As we all know, with the exception of Canada, America and Japan all countries of the world observe May Day. Legally and officially the Canadian government does not observe it. It was this organisation “No one is Illegal” which unofficially started this May Day march 7 years ago in Canada. Within these eight years of observance, many other groups and organisations also began to learn of the political history of the true May Day and began to support in organizing efforts. Groups like AIDS Action Now, Coalition Against Israeli Apartheid (CAIA), Common Cause Toronto, Greater Toronto Workers Association, Independent Jewish Voices, Latin American and Caribbean Solidarity Network, Refugees Without Borders Socialist Party of Ontario, The Mining Justice Solidarity Network Toronto, New Socialists, Toronto Rape Crisis Centre, and others – such a versatile range of organisations coming together to celebrate the resistance and history of the working class people.

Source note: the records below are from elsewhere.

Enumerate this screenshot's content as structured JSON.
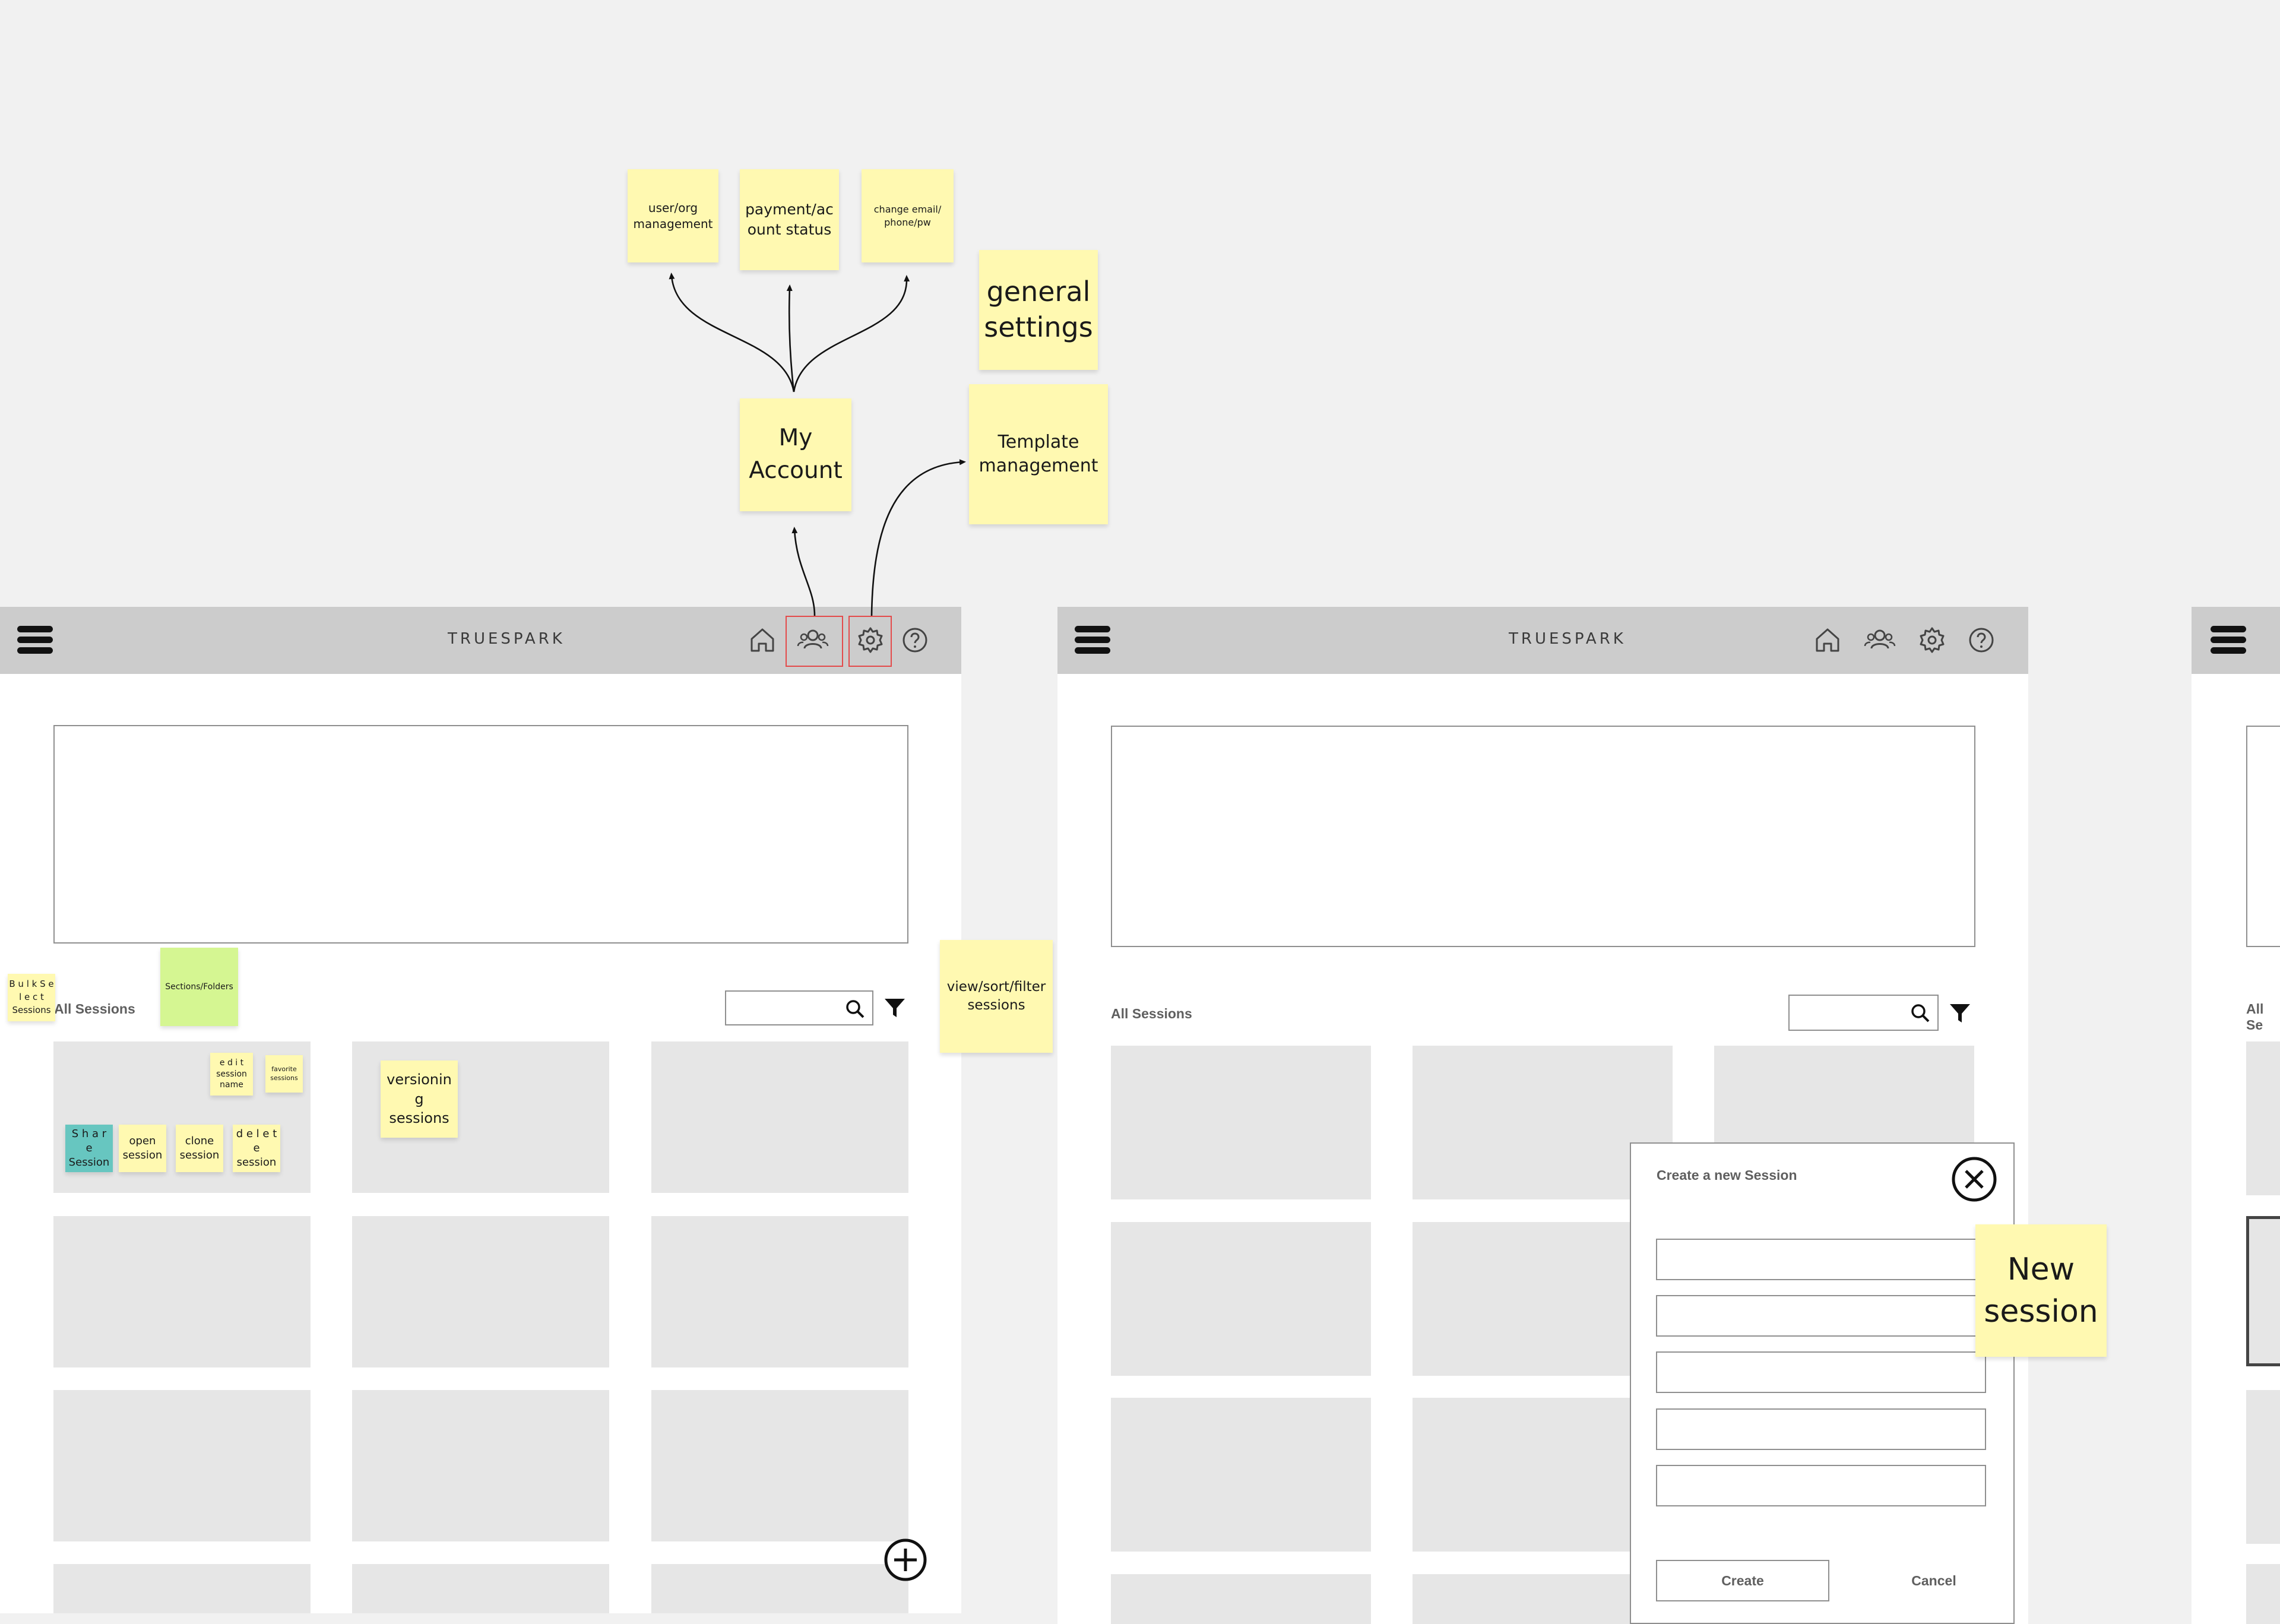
{
  "app": {
    "brand": "TRUESPARK"
  },
  "nav_icons": [
    "home-icon",
    "account-icon",
    "settings-icon",
    "help-icon"
  ],
  "frames": {
    "main": {
      "section_label": "All Sessions"
    },
    "second": {
      "section_label": "All Sessions"
    },
    "third": {
      "section_label": "All Se"
    }
  },
  "modal": {
    "title": "Create a new Session",
    "create_label": "Create",
    "cancel_label": "Cancel",
    "fields": [
      "",
      "",
      "",
      "",
      ""
    ]
  },
  "stickies": {
    "user_org": "user/org management",
    "payment": "payment/ac ount status",
    "change_email": "change email/ phone/pw",
    "general_settings": "general settings",
    "my_account": "My Account",
    "template_mgmt": "Template management",
    "view_sort_filter": "view/sort/filter sessions",
    "bulk_select": "B u l k S e l e c t Sessions",
    "sections_folders": "Sections/Folders",
    "edit_session_name": "e d i t session name",
    "favorite_sessions": "favorite sessions",
    "versioning": "versioning sessions",
    "share_session": "S h a r e Session",
    "open_session": "open session",
    "clone_session": "clone session",
    "delete_session": "d e l e t e session",
    "new_session": "New session"
  },
  "colors": {
    "canvas": "#f1f1f1",
    "navbar": "#cccccc",
    "sticky_yellow": "#fff9b1",
    "sticky_green": "#d5f692",
    "sticky_teal": "#67c6c0",
    "card": "#e6e6e6",
    "highlight": "#e34b4b"
  }
}
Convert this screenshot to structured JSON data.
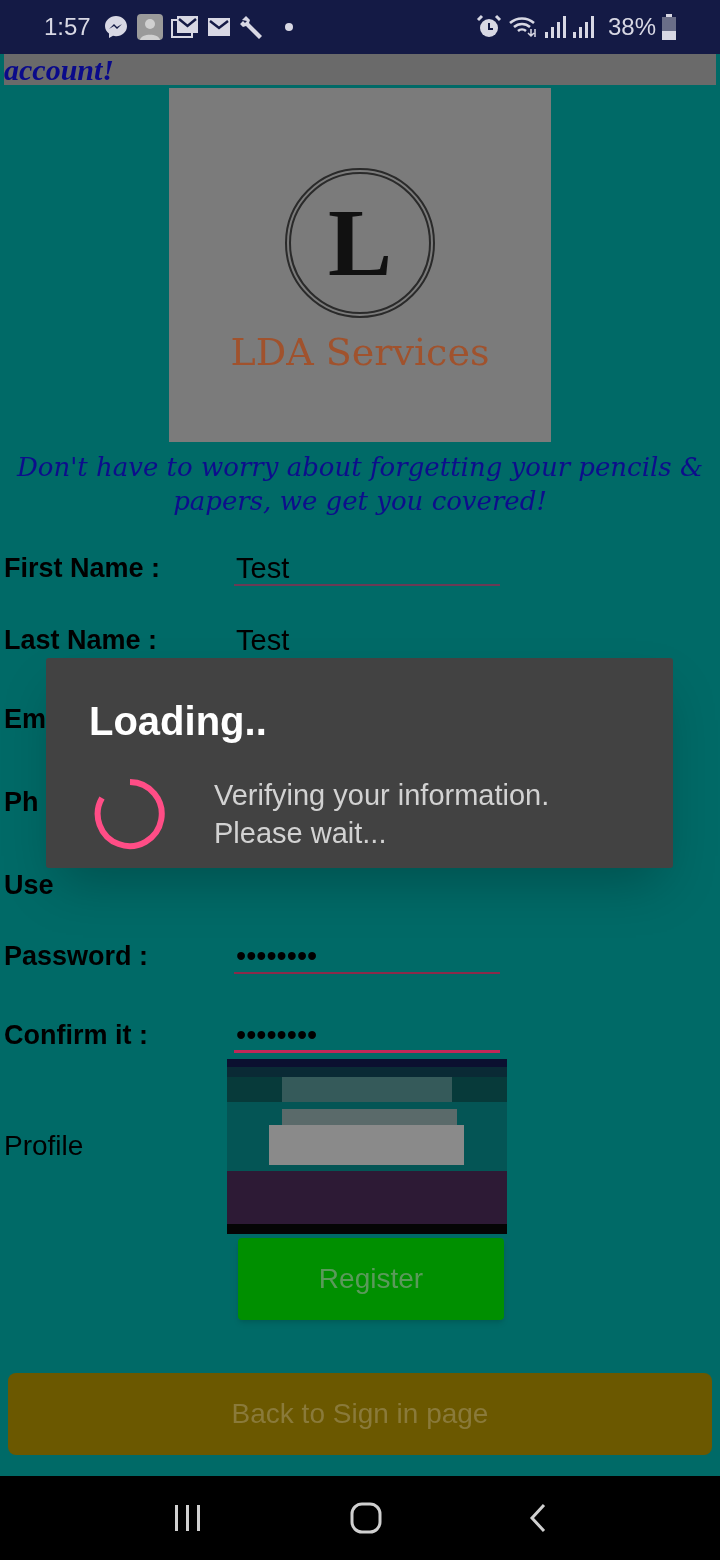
{
  "status_bar": {
    "time": "1:57",
    "battery": "38%"
  },
  "header": {
    "title": "account!"
  },
  "logo": {
    "mark": "L",
    "name": "LDA Services"
  },
  "tagline": "Don't have to worry about forgetting your pencils & papers, we get you covered!",
  "fields": [
    {
      "label": "First Name :",
      "value": "Test",
      "kind": "text",
      "focused": false
    },
    {
      "label": "Last Name :",
      "value": "Test",
      "kind": "text"
    },
    {
      "label": "Em",
      "kind": "hidden"
    },
    {
      "label": "Ph",
      "kind": "hidden"
    },
    {
      "label": "Use",
      "kind": "hidden"
    },
    {
      "label": "Password :",
      "value": "••••••••",
      "kind": "password",
      "focused": false
    },
    {
      "label": "Confirm it :",
      "value": "••••••••",
      "kind": "password",
      "focused": true
    }
  ],
  "profile": {
    "label": "Profile",
    "kind": "picture"
  },
  "register_button": "Register",
  "back_button": "Back to Sign in page",
  "dialog": {
    "title": "Loading..",
    "message": "Verifying your information.\nPlease wait..."
  }
}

Of course there is always the other side of the coin and many people do not see the need for a May Day in Toronto, a place where oppression of workers is arguably not as common as it would be in the global south. Yet, as my daughter always reminds me, rights are never just given, they are demanded and fought for, and we have what we have in Canada because of the struggle those before us went through. May Day is still relatively a small gathering of people in relation to the number of people that are actually a part of the working class. May Day had humble beginnings where a couple of hundred people would come out to support a small rally and march out. Now, there are thousands of people who look forward to this very important time of year. The movement for workers’ rights and a consciousness for justice seems to be growing in Canada, particularly as we face increasing rates of job loss, inflation, debt and other hardships related to  global and seemingly never-ending recession. With protests against the G20, then the Occupy Toronto movement, and with the spirited actions that now take place on May Day, it all boils down to personal convictions, beliefs, and commitments.

Rummana Chowdhury writes from Toronto, Canada.